Anti-inflationary — Bitcoin

Arush Sharma
2 min readJan 11, 2021

Total value of the cryptocurrency crossed $1 Trillion recently. This is because Bitcoin touched $40K for the first time, it more than doubled just in a span of a month, while zooming 5X over the past year. It contributes ~70% of the total cryto market.

Bitcoin was launched in 2009 but it really took off in late 2017, when it almost tripled in the last quarter which was mainly driven by individual retail investors. But then it fell back down to earth.

Why caused it rise multifold in the past year?

Firstly, Big institutional investors like banks and hedge funds got the FOMO bug. For ex. Mass Mutual Life Insurance invested $100M in bitcoin in December.

Secondly, mainstream investors have easy access to bitcoin than ever, with large fintechs like Coinbase, Robinhood, Square, and even Paypal have made crypto trading available at a click of a button.

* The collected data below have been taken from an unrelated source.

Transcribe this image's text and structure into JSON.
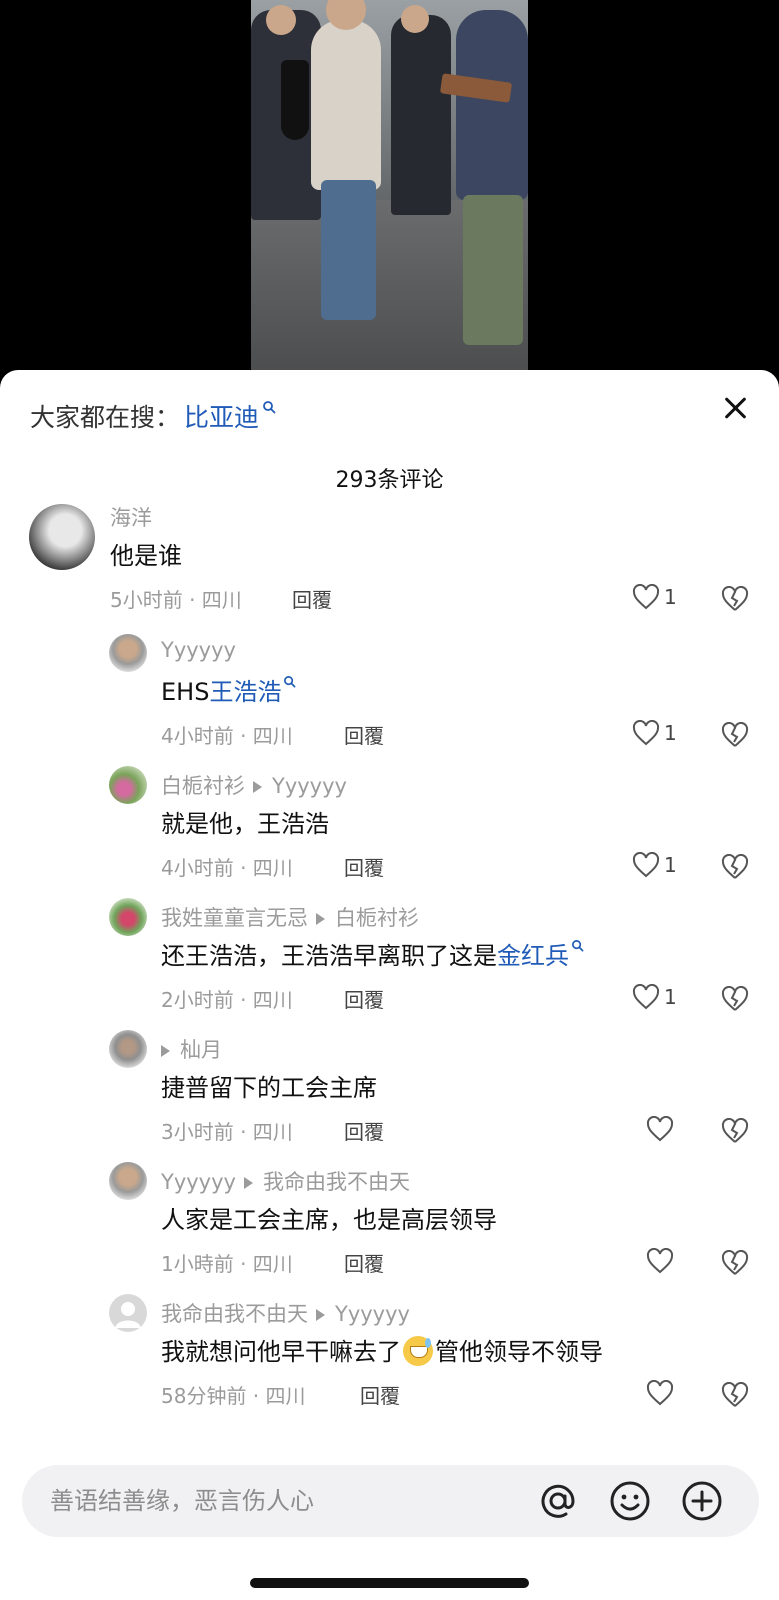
{
  "search": {
    "prefix": "大家都在搜：",
    "term": "比亚迪"
  },
  "header": {
    "count_title": "293条评论"
  },
  "comments": [
    {
      "user": "海洋",
      "text": "他是谁",
      "meta": "5小时前 · 四川",
      "reply": "回覆",
      "likes": "1"
    },
    {
      "user": "Yyyyyy",
      "text_prefix": "EHS",
      "text_link": "王浩浩",
      "meta": "4小时前 · 四川",
      "reply": "回覆",
      "likes": "1"
    },
    {
      "user": "白栀衬衫",
      "reply_to": "Yyyyyy",
      "text": "就是他，王浩浩",
      "meta": "4小时前 · 四川",
      "reply": "回覆",
      "likes": "1"
    },
    {
      "user": "我姓童童言无忌",
      "reply_to": "白栀衬衫",
      "text_prefix": "还王浩浩，王浩浩早离职了这是",
      "text_link": "金红兵",
      "meta": "2小时前 · 四川",
      "reply": "回覆",
      "likes": "1"
    },
    {
      "user": "杣月",
      "text": "捷普留下的工会主席",
      "meta": "3小时前 · 四川",
      "reply": "回覆",
      "likes": ""
    },
    {
      "user": "Yyyyyy",
      "reply_to": "我命由我不由天",
      "text": "人家是工会主席，也是高层领导",
      "meta": "1小時前 · 四川",
      "reply": "回覆",
      "likes": ""
    },
    {
      "user": "我命由我不由天",
      "reply_to": "Yyyyyy",
      "text_prefix": "我就想问他早干嘛去了",
      "text_suffix": "管他领导不领导",
      "meta": "58分钟前 · 四川",
      "reply": "回覆",
      "likes": ""
    }
  ],
  "input": {
    "placeholder": "善语结善缘，恶言伤人心"
  },
  "icons": {
    "search_mag": "search-icon",
    "close": "close-icon",
    "like": "heart-icon",
    "dislike": "broken-heart-icon",
    "mention": "at-icon",
    "emoji": "smiley-icon",
    "add": "plus-circle-icon"
  },
  "colors": {
    "link": "#1f5bb7",
    "muted": "#9b9b9b",
    "sheet_bg": "#ffffff",
    "input_bg": "#f1f1f3"
  }
}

Moreover, well-known investors like Paul Tudor are endorsing bitcoin & have come out as “bitcoin believers,” leading to building confidence in other retail & institutional investors.

While bitcoin tends to be volatile, some investors see it as a hedge in case the US dollar loses too much value and prices soar. As countries across the globe are printing currencies & injecting back into the economy, it leads to potential inflation. Meanwhile, bitcoin’s supply is capped to 21M out of which ~18.5M bitcoins have been mined out.